Retraite mutualiste du combattant

- Durée : très long terme - Risque : faible - Fiscalité : très favorable
 
 
Avec l’aide de l’Etat, les anciens combattants disposent d’un produit plein d’atouts. A exploiter.
Au titre du droit à réparation, apparu au lendemain de la Première Guerre mondiale, les anciens combattants et victimes de guerre ont accès à un produit d’épargne retraite subventionné par l’Etat. Son nom : la retraite mutualiste du combattant. Il vise à se constituer une rente viagère, réversible ou non, avec avantages fiscaux à la clé. Pour en profiter, il faut verser un montant relativement faible pendant quelques années. Bon à savoir : sont concernés les soldats envoyés en mission à l’étranger, les orphelins, les veuves, et les ascendants de combattants «morts pour la France». Au total, pas loin de quatre millions de Français pourraient cotiser à ce produit, distribué par quelques mutuelles seulement.
 
Le capital est-il garanti ?
Aucun capital n’entre en ligne de compte avec la retraite mutualiste du combattant. Chaque versement est immédiatement transformé en un montant de rente viagère, calculé en fonction des taux de conversion du capital en rente en vigueur au moment du versement. La garantie de la mutuelle porte sur ce montant de rente.
 
L’argent est-il disponible ?
Non, la retraite mutualiste du combattant est un produit tunnel. On ne peut en sortir qu’à partir de 50 ans si l’on a cotisé pendant quatre ans, et encore, uniquement en rente viagère. Il n’existe aucun cas de déblocage des fonds, à l’exception de l’invalidité 2e et 3e catégories de la Sécurité sociale. Dans ce cas, la rente est versée sans condition d’âge. A noter, un capital peut être versé à des proches en cas de décès (voir encadré).
 
Combien ça rapporte ?
Difficile d’apprécier la rentabilité d’un produit d’épargne retraite à sortie obligatoire en rente.
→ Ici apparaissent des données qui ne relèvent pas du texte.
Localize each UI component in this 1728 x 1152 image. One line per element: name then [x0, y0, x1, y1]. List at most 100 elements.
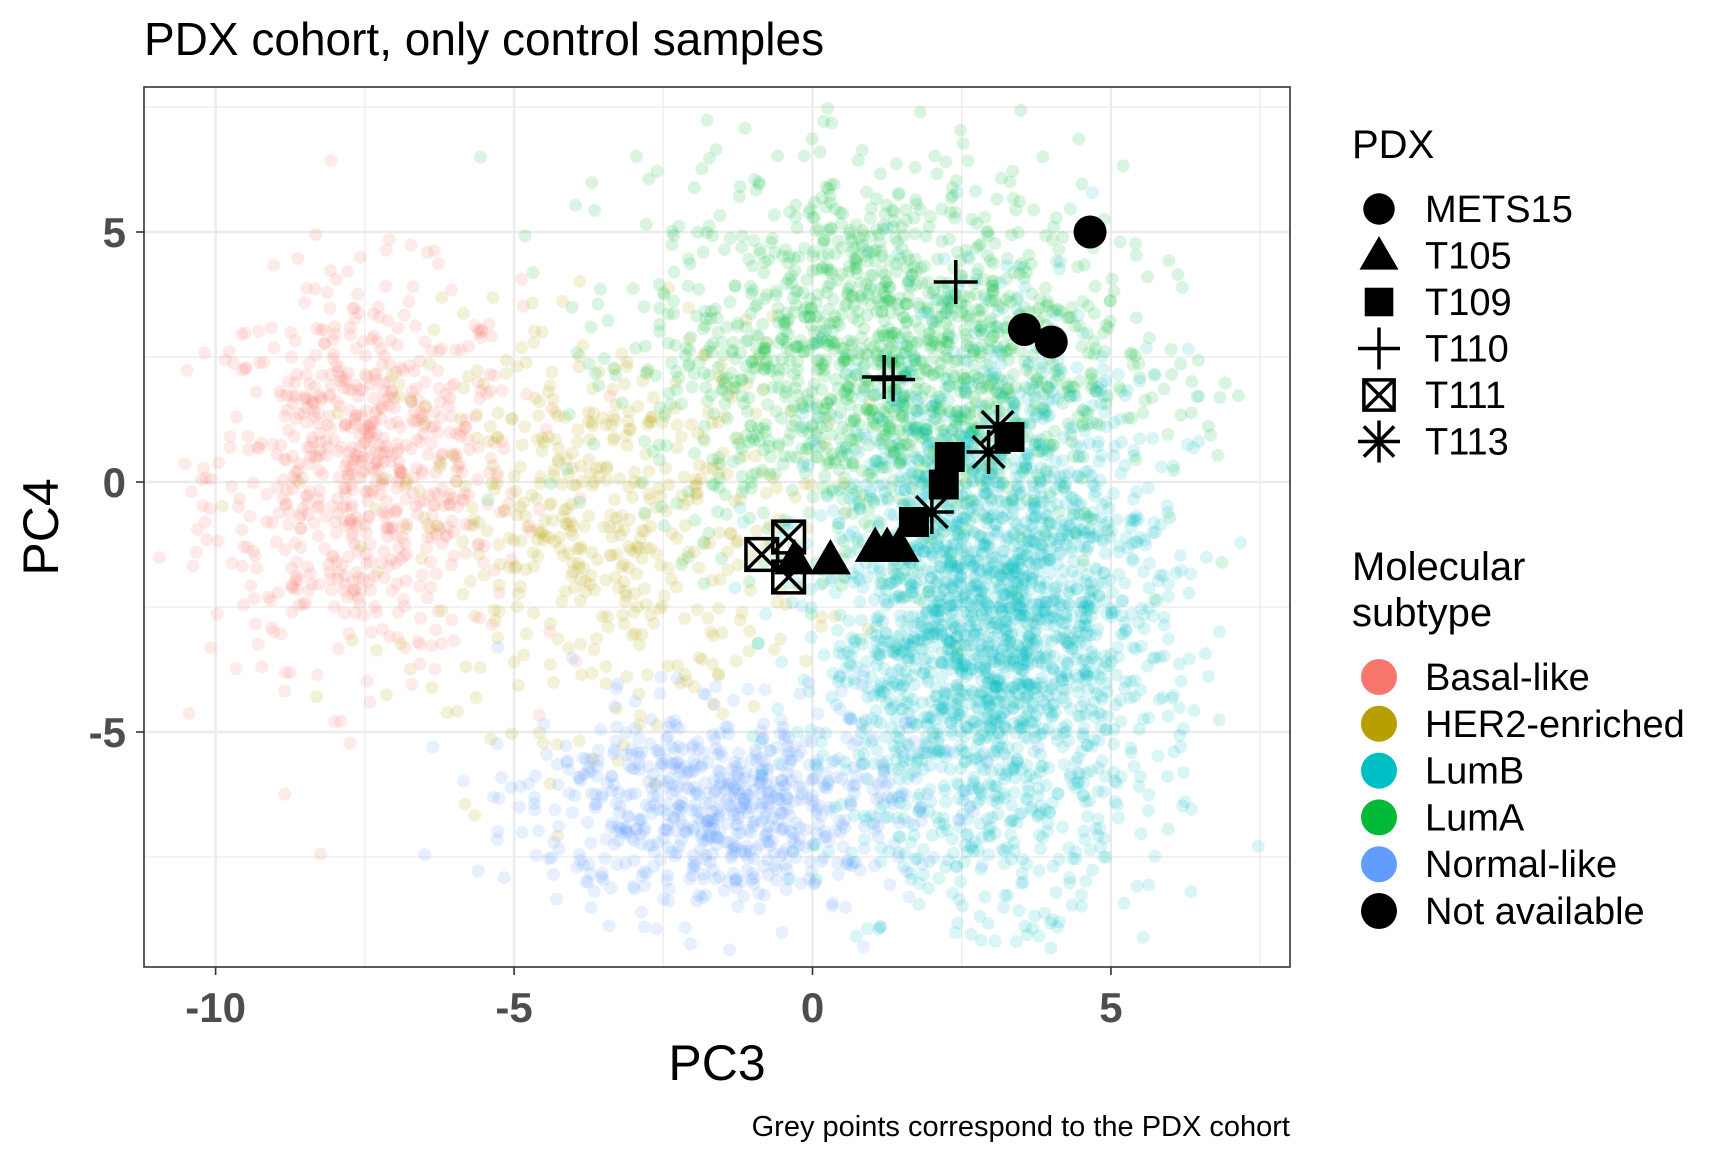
- subtype-point: [1014, 257, 1028, 271]
- subtype-point: [255, 660, 269, 674]
- subtype-point: [400, 473, 414, 487]
- subtype-point: [712, 370, 726, 384]
- subtype-point: [552, 453, 566, 467]
- subtype-point: [582, 509, 596, 523]
- subtype-point: [1009, 380, 1023, 394]
- subtype-point: [599, 418, 613, 432]
- subtype-point: [397, 549, 411, 563]
- subtype-point: [654, 558, 668, 572]
- subtype-point: [946, 886, 960, 900]
- subtype-point: [1175, 281, 1189, 295]
- subtype-point: [285, 482, 299, 496]
- subtype-point: [1157, 618, 1171, 632]
- subtype-point: [353, 428, 367, 442]
- subtype-point: [1076, 416, 1090, 430]
- subtype-point: [922, 585, 936, 599]
- subtype-point: [806, 490, 820, 504]
- subtype-point: [629, 545, 643, 559]
- subtype-point: [1056, 396, 1070, 410]
- subtype-point: [908, 161, 922, 175]
- subtype-point: [252, 324, 266, 338]
- subtype-point: [696, 245, 710, 259]
- subtype-point: [951, 309, 965, 323]
- subtype-point: [911, 393, 925, 407]
- subtype-point: [1185, 375, 1199, 389]
- subtype-point: [841, 388, 855, 402]
- subtype-point: [342, 382, 356, 396]
- subtype-point: [238, 326, 252, 340]
- subtype-point: [586, 479, 600, 493]
- subtype-point: [333, 361, 347, 375]
- subtype-point: [934, 356, 948, 370]
- subtype-point: [585, 666, 599, 680]
- subtype-point: [718, 488, 732, 502]
- subtype-point: [779, 597, 793, 611]
- subtype-point: [990, 192, 1004, 206]
- subtype-point: [982, 730, 996, 744]
- subtype-point: [863, 211, 877, 225]
- subtype-point: [962, 312, 976, 326]
- subtype-point: [568, 581, 582, 595]
- subtype-point: [199, 471, 213, 485]
- subtype-point: [531, 533, 545, 547]
- subtype-point: [781, 433, 795, 447]
- subtype-point: [391, 442, 405, 456]
- subtype-point: [863, 489, 877, 503]
- subtype-point: [584, 568, 598, 582]
- subtype-point: [820, 487, 834, 501]
- subtype-point: [729, 536, 743, 550]
- subtype-point: [872, 652, 886, 666]
- subtype-point: [303, 440, 317, 454]
- subtype-point: [895, 592, 909, 606]
- subtype-point: [1056, 230, 1070, 244]
- subtype-point: [581, 415, 595, 429]
- subtype-point: [650, 547, 664, 561]
- subtype-point: [1091, 784, 1105, 798]
- subtype-point: [302, 583, 316, 597]
- subtype-point: [858, 249, 872, 263]
- subtype-point: [750, 524, 764, 538]
- subtype-point: [420, 591, 434, 605]
- subtype-point: [549, 432, 563, 446]
- subtype-point: [385, 521, 399, 535]
- subtype-point: [715, 384, 729, 398]
- subtype-point: [874, 244, 888, 258]
- subtype-point: [353, 250, 367, 264]
- subtype-point: [876, 325, 890, 339]
- subtype-point: [697, 434, 711, 448]
- subtype-point: [715, 374, 729, 388]
- subtype-point: [1231, 389, 1245, 403]
- subtype-point: [280, 403, 294, 417]
- subtype-point: [1112, 650, 1126, 664]
- subtype-point: [1020, 857, 1034, 871]
- subtype-point: [629, 149, 643, 163]
- subtype-point: [710, 311, 724, 325]
- subtype-point: [340, 454, 354, 468]
- subtype-point: [365, 462, 379, 476]
- subtype-point: [370, 643, 384, 657]
- subtype-point: [910, 197, 924, 211]
- subtype-point: [814, 421, 828, 435]
- subtype-point: [698, 419, 712, 433]
- subtype-point: [1142, 878, 1156, 892]
- subtype-point: [937, 428, 951, 442]
- subtype-point: [729, 381, 743, 395]
- subtype-point: [441, 491, 455, 505]
- subtype-point: [752, 352, 766, 366]
- subtype-point: [828, 609, 842, 623]
- subtype-point: [809, 224, 823, 238]
- subtype-point: [222, 344, 236, 358]
- subtype-point: [425, 420, 439, 434]
- subtype-point: [702, 526, 716, 540]
- subtype-point: [1184, 885, 1198, 899]
- subtype-point: [636, 475, 650, 489]
- subtype-point: [383, 358, 397, 372]
- subtype-point: [1111, 368, 1125, 382]
- subtype-point: [902, 423, 916, 437]
- subtype-point: [502, 560, 516, 574]
- subtype-point: [747, 699, 761, 713]
- subtype-point: [341, 467, 355, 481]
- subtype-point: [338, 459, 352, 473]
- subtype-point: [285, 578, 299, 592]
- subtype-point: [456, 493, 470, 507]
Le cotisant acquiert des bouts de rente garantis à mesure de ses versements. La révision des règles de calcul des rentes viagères au 1er janvier 2007 a entraîné une baisse du rendement de ce produit. Il faudra donc verser plus pour un même niveau de rente viagère.
 
Quelle est la règle fiscale ?
Les cotisations versées sont déductibles du revenu imposable, dès lors qu’elles servent à financer la constitution d’une rente viagère plafonnée à 1 649 euros en 2007. Les montants nécessaires pour atteindre ce plafond, fixé chaque année, sont fonction de l’âge et de l’aide de l’Etat. Exemple : un ancien combattant de 55 ans souhaite prendre sa retraite à 60 ans et bénéficie d’une aide de l’Etat de 25%. Il peut alors opter pour six versements annuels d’environ 8 050 euros avec, s’il est taxé à 40%, une économie d’impôt de 3 220 euros par an (8 050 x 40%). A la clé, une rente annuelle de… 1 649 euros. Les avantages fiscaux de la retraite mutualiste du combattant n’intègrent pas l’enveloppe fiscale propre à l’épargne retraite. On peut donc cumuler sa déduction fiscale avec celle du plan d’épargne retraite populaire, par exemple. La rente obtenue après la phase d’épargne n’est ni fiscalisée, ni soumise aux prélèvements sociaux. La partie des revenus excédant le plafond réglementaire est taxée à l’impôt sur le revenu et aux prélèvements sociaux en fonction de son âge à la date de liquidation de la rente. Ainsi, de 50 à 59 ans, 50% du dépassement est fiscalisé. De 60 à 69 ans, 40%. Et à partir de 70 ans, 30%.
 
Deux options en cas de décès
Le sort du contrat dépend de l’option choisie à ­l’origine. Deux situations sont possibles. Si le souscripteur a opté pour le régime «réservé», au décès, les versements nets sont remboursés à un bénéficiaire désigné. Le capital n’est pas soumis aux droits de succession. Si, en revanche, il a opté pour le régime «aliéné», il n’y a aucun remboursement en cas de décès. Evidemment, la garantie du premier régime a un coût. Les versements nécessaires pour un montant de rente identique y sont plus élevés.